I clicked on the HTML. This pulls up a list of variable codes and their descriptions. Remember how all our variables come from a group called Housing Occupancy? This makes finding the variables we want easier. CTRL+F for “Estimate!!HOUSING OCCUPANCY” and that lets us find our variables! The codes we want are DP04_0001E (Total housing units), DP04_0002E (Occupied housing units), DP04_0003E (vacant housing units), DP04_0004E (homeowner vacancy rate), and DP04_0005E (rental vacancy rate).

IMPORTANT NOTE: The variable codes can change over time. In our example, they don’t. But you should double check that your variable codes are consistent across years.

Step 3: Figure out the correct API call

We’re now ready to work with the API. We’ll navigate back to the main API page for the ACS 5-year. Under the Data Profile section, we’ll click on “Examples and Supported Geography”, and then on “examples”. This gives a list of example API calls, which we can modify for our own purposes.

Here’s an example of an API call:
https://api.census.gov/data/2019/acs/acs5/profile?get=NAME,DP04_0001E,DP04_0002E,DP04_0003E,DP04_0004E,DP04_0005E&for=tract:*&in=state:01&in=county:*

You can click on this API call and it will show you data for all tracts in Alabama. Let’s break down the API call in more detail.

https://api.census.gov/data/2019/acs/acs5/profile – This tells the API we’re looking for a data profile from the 2019 ACS 5-year data. Note that we don’t have to specify the TableID—that’s included in the variable names. If we want to select a different year, we simply replace 2019 with the year we want. If the data isn’t available for that year, an error will be returned.

get=NAME,DP04_0001E,DP04_0002E,DP04_0003E,DP04_0004E,DP04_0005E – This tells the API which variables we want. NAME is the human-readable name of the geographic units, e.g. “Jefferson County, Alabama”. Geographic codes including the FIPS state, county, and tract codes are automatically included without requesting them.

&for=tract:*&in=state:01&in=county:* – This tells the API the geographic units we want the data for.
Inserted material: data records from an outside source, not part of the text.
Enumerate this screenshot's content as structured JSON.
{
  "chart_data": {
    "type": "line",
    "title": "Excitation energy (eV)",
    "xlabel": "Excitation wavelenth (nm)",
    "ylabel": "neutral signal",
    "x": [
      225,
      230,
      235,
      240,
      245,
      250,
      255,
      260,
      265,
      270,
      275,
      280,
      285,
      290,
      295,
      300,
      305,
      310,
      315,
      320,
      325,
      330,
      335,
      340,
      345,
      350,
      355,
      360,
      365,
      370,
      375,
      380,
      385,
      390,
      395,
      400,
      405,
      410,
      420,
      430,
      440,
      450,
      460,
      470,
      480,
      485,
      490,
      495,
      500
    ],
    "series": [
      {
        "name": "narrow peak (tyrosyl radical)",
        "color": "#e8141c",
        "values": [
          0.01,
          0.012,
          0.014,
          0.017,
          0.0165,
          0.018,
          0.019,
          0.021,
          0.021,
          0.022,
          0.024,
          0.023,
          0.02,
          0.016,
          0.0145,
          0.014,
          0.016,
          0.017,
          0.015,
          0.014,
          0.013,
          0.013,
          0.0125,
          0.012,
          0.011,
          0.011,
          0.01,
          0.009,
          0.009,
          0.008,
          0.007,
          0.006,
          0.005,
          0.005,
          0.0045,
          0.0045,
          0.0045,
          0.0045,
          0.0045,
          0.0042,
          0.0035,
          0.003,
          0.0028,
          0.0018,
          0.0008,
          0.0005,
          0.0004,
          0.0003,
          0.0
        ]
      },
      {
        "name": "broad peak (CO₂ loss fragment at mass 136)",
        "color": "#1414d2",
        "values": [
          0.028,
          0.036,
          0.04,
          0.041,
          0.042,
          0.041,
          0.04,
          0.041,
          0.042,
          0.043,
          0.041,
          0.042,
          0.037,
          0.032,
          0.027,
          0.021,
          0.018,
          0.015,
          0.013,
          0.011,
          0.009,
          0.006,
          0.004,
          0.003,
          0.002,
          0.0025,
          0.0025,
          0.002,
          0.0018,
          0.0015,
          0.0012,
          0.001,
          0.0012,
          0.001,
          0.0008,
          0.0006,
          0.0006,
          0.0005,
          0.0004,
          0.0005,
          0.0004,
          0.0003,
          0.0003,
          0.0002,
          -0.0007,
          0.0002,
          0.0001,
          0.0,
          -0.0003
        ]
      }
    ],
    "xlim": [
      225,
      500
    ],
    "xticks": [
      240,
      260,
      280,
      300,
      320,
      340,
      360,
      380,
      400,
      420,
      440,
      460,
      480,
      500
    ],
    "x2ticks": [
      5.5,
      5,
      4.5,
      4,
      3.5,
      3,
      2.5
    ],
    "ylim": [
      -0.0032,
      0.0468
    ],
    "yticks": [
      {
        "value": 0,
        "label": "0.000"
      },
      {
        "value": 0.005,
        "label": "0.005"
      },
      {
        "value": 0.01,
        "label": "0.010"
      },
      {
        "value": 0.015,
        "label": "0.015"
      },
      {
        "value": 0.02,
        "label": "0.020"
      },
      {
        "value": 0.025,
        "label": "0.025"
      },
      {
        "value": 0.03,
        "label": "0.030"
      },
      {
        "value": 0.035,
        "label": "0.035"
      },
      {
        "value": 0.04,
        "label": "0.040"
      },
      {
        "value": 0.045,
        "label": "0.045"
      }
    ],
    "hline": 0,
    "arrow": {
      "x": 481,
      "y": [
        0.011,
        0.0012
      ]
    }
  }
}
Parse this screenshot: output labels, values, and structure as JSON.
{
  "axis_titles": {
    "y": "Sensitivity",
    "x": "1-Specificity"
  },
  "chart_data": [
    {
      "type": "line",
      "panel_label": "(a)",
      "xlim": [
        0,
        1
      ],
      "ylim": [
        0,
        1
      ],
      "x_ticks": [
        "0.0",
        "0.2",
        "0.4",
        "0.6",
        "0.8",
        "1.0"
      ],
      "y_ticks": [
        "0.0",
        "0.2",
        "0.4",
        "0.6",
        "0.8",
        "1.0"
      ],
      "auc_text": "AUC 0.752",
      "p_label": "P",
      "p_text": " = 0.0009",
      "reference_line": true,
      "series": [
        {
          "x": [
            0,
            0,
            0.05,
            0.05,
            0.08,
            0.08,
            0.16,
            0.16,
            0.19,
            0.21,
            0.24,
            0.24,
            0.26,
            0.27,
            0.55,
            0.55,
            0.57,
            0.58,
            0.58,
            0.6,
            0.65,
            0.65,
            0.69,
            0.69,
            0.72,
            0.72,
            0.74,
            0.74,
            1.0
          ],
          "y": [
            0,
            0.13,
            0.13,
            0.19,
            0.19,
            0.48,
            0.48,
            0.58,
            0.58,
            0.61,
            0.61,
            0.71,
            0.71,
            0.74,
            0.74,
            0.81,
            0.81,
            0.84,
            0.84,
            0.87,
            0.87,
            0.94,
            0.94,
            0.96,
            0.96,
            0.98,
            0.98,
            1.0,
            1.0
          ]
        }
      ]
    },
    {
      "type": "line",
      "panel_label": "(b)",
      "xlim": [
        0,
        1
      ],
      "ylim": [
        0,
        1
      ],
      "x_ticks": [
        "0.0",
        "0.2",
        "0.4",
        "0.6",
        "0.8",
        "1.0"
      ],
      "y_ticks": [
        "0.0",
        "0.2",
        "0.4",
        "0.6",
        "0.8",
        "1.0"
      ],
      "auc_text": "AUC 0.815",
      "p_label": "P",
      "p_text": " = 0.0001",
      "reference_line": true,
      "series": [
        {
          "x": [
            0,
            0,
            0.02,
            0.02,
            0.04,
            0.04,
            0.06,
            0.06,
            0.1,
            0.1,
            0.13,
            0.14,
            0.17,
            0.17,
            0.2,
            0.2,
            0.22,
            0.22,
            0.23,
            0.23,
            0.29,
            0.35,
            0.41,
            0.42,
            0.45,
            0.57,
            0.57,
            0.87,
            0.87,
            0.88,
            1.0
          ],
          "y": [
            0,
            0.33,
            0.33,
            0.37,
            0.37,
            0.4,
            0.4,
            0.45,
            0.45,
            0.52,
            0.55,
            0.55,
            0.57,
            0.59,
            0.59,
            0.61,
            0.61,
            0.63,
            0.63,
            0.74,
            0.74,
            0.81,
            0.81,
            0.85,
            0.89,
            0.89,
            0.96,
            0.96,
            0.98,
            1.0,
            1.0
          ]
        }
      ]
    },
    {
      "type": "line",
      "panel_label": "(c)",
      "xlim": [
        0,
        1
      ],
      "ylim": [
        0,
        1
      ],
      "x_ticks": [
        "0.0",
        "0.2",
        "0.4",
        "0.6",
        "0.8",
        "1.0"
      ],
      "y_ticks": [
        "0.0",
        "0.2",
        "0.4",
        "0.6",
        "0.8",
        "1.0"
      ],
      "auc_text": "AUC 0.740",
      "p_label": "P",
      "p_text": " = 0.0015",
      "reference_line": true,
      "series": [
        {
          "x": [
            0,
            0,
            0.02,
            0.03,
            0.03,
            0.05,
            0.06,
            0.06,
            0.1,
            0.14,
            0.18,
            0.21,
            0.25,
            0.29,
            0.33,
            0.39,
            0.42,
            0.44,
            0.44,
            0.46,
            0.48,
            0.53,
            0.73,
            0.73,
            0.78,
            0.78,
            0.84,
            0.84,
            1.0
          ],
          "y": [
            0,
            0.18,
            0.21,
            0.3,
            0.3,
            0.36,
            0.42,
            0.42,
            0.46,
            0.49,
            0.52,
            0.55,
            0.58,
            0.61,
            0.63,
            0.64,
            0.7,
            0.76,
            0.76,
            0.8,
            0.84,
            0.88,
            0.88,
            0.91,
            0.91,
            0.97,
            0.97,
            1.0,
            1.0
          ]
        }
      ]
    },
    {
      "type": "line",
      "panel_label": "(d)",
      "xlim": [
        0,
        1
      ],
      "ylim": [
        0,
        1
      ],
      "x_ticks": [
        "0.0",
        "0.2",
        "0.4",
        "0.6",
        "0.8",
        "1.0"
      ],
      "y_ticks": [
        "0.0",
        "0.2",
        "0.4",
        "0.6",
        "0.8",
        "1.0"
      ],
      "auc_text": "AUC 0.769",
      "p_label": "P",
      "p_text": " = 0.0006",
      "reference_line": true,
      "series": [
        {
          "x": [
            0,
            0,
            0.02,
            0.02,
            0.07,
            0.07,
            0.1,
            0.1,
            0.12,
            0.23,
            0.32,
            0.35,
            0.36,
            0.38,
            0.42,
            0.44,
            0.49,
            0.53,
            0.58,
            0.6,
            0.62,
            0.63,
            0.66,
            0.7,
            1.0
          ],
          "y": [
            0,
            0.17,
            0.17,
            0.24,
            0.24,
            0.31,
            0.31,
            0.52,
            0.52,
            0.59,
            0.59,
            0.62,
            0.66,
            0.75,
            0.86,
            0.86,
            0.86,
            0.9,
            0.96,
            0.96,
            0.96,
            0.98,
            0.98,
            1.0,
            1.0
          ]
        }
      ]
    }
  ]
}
This particular chunk of code says we want it for all tracts in all counties in the state 01. The states are referenced by FIPS code, so this is Alabama. Unfortunately, the API does not let you request all states at once with state:*. It will return an error if you do that. To get the data for all states, we’ll have to write a script that loops through the states.

Other Example API Calls

Here are some other API calls that I’ve found useful

Get all the variables from DP04 for all tracts in a state (warning: this returns a lot of data)
https://api.census.gov/data/2019/acs/acs5/profile?get=NAME,group(DP04)&for=tract:*&in=state:01&in=county:*

Get the data for all counties in the United States
https://api.census.gov/data/2019/acs/acs5/profile?get=NAME,DP04_0001E,DP04_0002E,DP04_0003E,DP04_0004E,DP04_0005E&for=county:*

Step 4: Write a script to loop over years and states

The final step is to write a script that loops over all the states and years you want the data for and save those files to disk. The following python script downloads the data in csv form for 2009 and 2019, for Alabama and Alaska. You can easily expand it to incorporate all the states and years you want the data for.

import requests
import json
import csv

for state in ['01', '02']:
    for year in ['2009','2019']:
        api_call = f'https://api.census.gov/data/{year}/acs/acs5/profile?get=NAME,DP04_0001E,DP04_0002E,DP04_0003E,DP04_0004E,DP04_0005E&for=tract:*&in=state:{state}&in=county:*'
        r = requests.get(api_call)
        with open(f'DP04_{year}_{state}_by_tract.csv','w',newline='') as csvfile:
            csv.writer(csvfile).writerows(r.json())

Conclusion

After years of using the Census’s cumbersome web interface, I finally took the time to learn their API. It’s saved me a lot of time and I hope this tutorial helps save you some time as well.